こんばんは。
本紹介シリーズです。


今回はこちら。

Jonathan Swift・著/中野好夫・訳
"GULLIVER'S TRAVELS"(新潮文庫)




いわずとしれた、スウィフト『ガリバー旅行記』であります。
この本は多くの人が童話と受け取りがちですが、実は18世紀のヨーロッパ、殊にイギリス政治を痛烈に批判している風刺小説なのです。世界史選択者ならご存知かと思います。僕はまさにその世界文化史を学習しているときに読みたいと思って、受験後にこうして読み始めました。もちろん物語そのものも面白いのですが、当時のヨーロッパの国際関係とかイギリス政治について、高校世界史レベルの知識を持ってると、面白さ倍増です。本当に「おお~(笑)」ってなります。

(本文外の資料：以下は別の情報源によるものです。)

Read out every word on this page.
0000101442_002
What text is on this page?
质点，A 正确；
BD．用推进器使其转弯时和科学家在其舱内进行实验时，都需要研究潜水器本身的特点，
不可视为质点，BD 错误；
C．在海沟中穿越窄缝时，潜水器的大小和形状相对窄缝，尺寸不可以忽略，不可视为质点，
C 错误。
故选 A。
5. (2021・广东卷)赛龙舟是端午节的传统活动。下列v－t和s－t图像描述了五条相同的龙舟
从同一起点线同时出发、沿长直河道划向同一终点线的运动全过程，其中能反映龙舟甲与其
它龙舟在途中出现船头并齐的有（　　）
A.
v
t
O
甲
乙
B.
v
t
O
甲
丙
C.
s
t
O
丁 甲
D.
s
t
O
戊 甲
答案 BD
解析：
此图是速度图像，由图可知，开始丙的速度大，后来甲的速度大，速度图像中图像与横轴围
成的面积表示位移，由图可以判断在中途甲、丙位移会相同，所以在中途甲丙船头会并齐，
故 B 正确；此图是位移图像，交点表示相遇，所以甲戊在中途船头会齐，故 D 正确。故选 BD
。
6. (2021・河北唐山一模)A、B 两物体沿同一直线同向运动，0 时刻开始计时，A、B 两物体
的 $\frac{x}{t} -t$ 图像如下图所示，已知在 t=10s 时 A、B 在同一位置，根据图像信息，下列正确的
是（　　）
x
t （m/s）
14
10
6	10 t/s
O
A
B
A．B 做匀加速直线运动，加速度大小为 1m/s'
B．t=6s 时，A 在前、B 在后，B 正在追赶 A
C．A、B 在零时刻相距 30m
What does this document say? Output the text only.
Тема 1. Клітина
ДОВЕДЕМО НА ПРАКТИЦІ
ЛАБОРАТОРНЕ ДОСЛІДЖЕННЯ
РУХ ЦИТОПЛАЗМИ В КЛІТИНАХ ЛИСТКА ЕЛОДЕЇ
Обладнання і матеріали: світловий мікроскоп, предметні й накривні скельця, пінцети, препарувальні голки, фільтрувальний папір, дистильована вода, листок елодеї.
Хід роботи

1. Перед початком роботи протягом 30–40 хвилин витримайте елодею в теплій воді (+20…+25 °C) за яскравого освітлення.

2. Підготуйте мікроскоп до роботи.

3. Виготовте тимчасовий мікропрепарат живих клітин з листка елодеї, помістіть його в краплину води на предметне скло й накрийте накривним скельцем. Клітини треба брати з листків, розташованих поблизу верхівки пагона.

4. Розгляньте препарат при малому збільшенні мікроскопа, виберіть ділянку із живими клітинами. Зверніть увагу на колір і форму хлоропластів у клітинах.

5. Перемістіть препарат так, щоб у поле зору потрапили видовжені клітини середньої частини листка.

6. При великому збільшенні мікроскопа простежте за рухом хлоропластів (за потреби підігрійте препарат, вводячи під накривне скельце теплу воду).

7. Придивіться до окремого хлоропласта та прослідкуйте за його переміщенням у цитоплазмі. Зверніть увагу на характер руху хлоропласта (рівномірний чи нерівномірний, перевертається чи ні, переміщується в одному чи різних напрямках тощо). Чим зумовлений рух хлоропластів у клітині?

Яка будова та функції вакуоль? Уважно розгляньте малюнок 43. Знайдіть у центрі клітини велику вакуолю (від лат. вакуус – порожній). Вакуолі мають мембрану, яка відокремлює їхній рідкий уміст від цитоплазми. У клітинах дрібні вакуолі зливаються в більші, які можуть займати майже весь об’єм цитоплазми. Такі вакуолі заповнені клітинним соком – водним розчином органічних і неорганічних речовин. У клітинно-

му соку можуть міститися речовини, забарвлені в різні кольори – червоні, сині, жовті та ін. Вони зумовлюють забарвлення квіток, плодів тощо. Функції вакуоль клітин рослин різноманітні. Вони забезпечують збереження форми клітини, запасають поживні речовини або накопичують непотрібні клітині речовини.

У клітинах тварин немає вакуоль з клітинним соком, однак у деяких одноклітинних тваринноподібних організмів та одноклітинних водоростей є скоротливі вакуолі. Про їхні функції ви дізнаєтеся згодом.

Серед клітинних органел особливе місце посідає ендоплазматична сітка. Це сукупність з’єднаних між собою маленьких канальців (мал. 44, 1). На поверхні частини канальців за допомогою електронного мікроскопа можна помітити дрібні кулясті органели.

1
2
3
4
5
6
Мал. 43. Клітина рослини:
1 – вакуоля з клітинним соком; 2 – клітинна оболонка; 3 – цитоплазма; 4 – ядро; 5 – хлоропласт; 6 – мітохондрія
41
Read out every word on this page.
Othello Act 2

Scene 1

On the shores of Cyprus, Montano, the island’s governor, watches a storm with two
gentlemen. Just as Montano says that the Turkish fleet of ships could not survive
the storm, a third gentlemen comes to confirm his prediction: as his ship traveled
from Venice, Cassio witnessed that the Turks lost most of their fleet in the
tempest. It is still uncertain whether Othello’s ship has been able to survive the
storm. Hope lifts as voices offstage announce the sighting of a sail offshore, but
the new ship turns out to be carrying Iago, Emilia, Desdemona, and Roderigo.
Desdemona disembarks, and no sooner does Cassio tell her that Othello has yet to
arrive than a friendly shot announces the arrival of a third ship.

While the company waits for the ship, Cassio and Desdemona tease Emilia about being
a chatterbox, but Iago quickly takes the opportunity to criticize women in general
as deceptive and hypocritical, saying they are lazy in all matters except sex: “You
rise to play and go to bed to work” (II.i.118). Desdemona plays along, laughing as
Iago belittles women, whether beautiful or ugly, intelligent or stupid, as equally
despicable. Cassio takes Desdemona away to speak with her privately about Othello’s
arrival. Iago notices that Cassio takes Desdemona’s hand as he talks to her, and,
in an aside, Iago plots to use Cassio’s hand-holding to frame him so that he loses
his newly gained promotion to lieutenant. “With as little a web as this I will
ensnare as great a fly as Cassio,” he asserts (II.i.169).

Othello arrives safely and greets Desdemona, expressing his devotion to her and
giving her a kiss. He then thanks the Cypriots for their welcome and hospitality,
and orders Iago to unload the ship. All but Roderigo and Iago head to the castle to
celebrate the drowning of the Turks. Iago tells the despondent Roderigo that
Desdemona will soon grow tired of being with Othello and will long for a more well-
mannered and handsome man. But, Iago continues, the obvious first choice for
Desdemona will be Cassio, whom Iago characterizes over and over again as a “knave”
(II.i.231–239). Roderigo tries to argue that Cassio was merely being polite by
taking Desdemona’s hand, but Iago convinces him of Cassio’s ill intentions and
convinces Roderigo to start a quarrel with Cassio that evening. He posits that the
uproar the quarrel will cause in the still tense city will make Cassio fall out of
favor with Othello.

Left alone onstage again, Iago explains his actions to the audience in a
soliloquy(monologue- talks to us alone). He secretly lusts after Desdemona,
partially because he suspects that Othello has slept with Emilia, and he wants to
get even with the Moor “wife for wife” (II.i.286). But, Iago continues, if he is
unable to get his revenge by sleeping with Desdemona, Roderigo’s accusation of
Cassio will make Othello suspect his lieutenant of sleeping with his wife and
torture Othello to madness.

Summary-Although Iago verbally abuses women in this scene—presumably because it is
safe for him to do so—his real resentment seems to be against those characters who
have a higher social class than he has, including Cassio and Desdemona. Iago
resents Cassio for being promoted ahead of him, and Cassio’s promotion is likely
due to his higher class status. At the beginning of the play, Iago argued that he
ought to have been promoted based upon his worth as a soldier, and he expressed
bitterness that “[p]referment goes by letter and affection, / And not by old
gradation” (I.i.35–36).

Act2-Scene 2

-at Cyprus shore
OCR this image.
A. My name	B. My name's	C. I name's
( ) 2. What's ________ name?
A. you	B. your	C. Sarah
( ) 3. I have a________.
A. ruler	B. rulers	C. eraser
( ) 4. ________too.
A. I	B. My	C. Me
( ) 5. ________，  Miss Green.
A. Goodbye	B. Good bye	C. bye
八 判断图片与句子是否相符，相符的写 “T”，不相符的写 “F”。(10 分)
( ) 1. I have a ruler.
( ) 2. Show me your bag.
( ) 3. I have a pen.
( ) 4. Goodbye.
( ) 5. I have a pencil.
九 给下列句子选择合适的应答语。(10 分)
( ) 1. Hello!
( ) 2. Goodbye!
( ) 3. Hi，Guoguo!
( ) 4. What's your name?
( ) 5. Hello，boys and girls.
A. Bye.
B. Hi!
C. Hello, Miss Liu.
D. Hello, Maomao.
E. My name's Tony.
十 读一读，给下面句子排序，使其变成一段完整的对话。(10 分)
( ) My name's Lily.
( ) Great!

物語を通して、当時の風刺だけでなく、人間の愚かさをも的確に批判したこの本は、大人になってからこそ読むべき一冊でしょう。
物語では大きく4つの舞台が展開されます。「小人国」「大人国」「飛島」「馬の国」です。童話として読むのは最初のひとつだけではないでしょうか。何度も言うようですが、しかもその「小人国」も風刺の知識を持ってるともっと楽しい。
たとえば、小人国では2陣営の対立が起きているのですが、その発端は、卵を小さい端で割るか、大きい端で割るか、といったもの。これはプロテスタントとカトリックの対立を表しているといわれています。筆者は、本当に馬鹿げた争いだとして批判しているのですね。

予備知識が少ない人でも、脚註で、「この人物はウォルポールの風刺」とか書いてあるので、当てはめて読めばわかりやすいです。

この本の訳は中野好夫です。

余談ですが、2013年度早稲田政経入試問題国語大問2『悪人礼賛』の著者でもある英文学者、評論家ですね(笑)あの文章好きだったな~。というか政経の出す随筆系の文章は全部好きだったな。谷崎潤一郎『陰翳礼賛』とか夏目漱石『素人と黒人』とか。

それはともかく、彼の名訳で読むべくわざわざ新潮文庫versionで買いました(笑)ブックオフで108円。もっと払いたいくらい。。




特に世界史選択者にオススメの本。
そう出ない方は、17~18世紀のヨーロッパ史さらっておくと、おもしろく読めます。